In other words, Unicode is reluctant to guarantee that x2, x², and x₂ are actually different identifiers!
I don't think this is a valid interpretation of what the Unicode standard is trying to say, but the point is moot. I think you've just identified (pun intended) a major objection to the proposal, one serious enough to change my mind from limited support to opposition.
Python identifiers are treated by their NFKC normalised form:
All identifiers are converted into the normal form NFKC while parsing; comparison of identifiers is based on NFKC.
And superscripts and subscripts normalise to standard characters:
py> [unicodedata.normalize('NFKC', s) for s in 'x² x₂ x2'.split()] ['x2', 'x2', 'x2']
So that categorically rules out allowing superscripts and subscripts as *distinct* characters in identifiers. So even if they were allowed, it would mean that x² and x₂ would be treated as the same identifier as x2.
For my use-case, I would want x² and x₂ to be treated as distinct identifiers, not just as a funny way of writing x2. So from my perspective, *at best* there is now insufficient benefit to bother allowing them.
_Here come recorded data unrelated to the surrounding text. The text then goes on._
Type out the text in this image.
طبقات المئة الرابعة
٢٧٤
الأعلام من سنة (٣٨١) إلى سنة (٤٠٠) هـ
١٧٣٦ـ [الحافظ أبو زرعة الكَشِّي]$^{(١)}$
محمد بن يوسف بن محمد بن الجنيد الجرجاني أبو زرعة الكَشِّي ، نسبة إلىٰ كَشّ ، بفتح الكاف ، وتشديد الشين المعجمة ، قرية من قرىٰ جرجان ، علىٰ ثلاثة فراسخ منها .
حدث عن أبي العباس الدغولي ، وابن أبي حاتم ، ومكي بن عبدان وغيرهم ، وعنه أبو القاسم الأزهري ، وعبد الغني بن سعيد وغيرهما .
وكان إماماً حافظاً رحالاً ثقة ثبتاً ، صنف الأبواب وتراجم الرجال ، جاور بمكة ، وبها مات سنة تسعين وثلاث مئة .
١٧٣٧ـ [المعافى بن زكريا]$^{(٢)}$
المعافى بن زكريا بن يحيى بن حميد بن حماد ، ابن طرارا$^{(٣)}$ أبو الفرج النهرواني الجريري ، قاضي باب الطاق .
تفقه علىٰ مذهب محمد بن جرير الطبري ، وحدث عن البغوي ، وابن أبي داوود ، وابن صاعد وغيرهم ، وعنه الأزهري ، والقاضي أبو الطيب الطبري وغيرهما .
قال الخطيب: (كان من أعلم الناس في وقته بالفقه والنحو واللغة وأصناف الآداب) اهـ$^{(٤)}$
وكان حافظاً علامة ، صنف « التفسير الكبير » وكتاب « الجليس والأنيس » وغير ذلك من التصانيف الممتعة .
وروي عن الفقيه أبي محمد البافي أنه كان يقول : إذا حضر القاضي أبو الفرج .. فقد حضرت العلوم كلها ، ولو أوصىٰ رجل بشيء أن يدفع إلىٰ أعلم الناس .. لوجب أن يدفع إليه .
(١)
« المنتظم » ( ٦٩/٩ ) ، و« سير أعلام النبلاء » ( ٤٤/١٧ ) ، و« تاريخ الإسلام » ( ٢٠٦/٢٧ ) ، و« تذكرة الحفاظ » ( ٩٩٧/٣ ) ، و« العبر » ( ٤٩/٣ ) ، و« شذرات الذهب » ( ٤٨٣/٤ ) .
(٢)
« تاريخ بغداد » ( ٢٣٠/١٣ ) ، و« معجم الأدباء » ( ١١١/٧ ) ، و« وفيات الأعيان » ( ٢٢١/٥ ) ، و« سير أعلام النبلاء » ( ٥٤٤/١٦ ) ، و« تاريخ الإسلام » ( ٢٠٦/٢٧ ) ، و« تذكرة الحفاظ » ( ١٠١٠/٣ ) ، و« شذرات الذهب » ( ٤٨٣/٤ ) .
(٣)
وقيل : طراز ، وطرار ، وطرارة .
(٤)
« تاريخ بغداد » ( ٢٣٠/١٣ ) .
It's actually stronger than that: allowing superscripts and subscripts would be an attractive nuisance for my use-case. If they were allowed, I would be tempted to write x² and x₂, which could end up being a subtle source of bugs if I accidentally used them both in the same namespace, thinking that they were distinct when they actually aren't. So I am now -1 on allowing superscripts and subscripts.